Tren konsumsi pun terus menunjukkan pertumbuhan positif dengan rata-rata mencapai 232,42 ribu kl per hari hingga September 2025. Dengan estimasi nilai impor BBM tahun 2025 berada di kisaran 24–25 juta kl, tekanan terhadap ketahanan energi nasional diprediksi akan terus meningkat. Kondisi ini mendesak diperlukannya strategi penguatan cadangan nasional serta efisiensi konsumsi yang lebih masif.

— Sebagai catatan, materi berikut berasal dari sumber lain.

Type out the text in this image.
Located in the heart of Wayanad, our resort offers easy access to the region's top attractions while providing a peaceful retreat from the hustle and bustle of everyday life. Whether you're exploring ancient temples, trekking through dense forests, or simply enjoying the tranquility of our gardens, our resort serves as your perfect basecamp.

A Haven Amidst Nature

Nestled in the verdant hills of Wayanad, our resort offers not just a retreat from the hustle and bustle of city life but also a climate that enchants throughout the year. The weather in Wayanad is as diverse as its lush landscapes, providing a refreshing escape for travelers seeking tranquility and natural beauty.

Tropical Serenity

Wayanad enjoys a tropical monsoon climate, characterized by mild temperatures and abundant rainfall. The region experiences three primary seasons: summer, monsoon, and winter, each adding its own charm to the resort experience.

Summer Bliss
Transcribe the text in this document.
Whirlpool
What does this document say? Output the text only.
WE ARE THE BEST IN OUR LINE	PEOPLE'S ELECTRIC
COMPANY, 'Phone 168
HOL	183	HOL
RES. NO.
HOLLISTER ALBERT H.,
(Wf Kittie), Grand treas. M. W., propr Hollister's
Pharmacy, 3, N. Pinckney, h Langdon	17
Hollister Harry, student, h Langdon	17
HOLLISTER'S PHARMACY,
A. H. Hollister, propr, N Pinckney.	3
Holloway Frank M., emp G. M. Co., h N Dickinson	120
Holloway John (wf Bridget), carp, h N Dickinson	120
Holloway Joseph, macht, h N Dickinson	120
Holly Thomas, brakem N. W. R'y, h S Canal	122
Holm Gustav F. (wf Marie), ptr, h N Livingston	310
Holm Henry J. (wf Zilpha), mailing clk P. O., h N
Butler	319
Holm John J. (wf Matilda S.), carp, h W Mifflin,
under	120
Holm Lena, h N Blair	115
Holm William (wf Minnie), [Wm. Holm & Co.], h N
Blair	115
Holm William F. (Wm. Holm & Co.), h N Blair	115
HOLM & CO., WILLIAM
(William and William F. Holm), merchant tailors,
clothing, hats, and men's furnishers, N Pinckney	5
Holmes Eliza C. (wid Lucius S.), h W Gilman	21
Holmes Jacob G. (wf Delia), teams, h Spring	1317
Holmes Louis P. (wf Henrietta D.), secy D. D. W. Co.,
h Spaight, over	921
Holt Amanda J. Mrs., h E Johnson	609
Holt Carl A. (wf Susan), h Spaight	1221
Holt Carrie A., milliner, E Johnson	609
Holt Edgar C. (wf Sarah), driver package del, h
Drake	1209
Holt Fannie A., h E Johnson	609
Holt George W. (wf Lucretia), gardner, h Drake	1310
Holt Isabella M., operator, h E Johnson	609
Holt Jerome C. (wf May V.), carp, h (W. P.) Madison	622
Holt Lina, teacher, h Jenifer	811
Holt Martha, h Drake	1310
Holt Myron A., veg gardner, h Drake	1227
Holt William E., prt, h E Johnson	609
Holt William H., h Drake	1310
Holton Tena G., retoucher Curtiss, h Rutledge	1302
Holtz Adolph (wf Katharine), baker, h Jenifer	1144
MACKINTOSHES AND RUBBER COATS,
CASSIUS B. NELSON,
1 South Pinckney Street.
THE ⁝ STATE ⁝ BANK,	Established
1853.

Menanggapi situasi tersebut, Menteri Energi dan Sumber Daya Mineral (ESDM), Bahlil Lahadalia, menegaskan bahwa meskipun stok energi global terancam akibat ketegangan AS-Iran, posisi Indonesia saat ini masih relatif aman. Ia menjelaskan bahwa cadangan minyak Indonesia masih berada di kisaran 21 hingga 28 hari, yang menurutnya masih memenuhi standar minimal ketahanan energi nasional.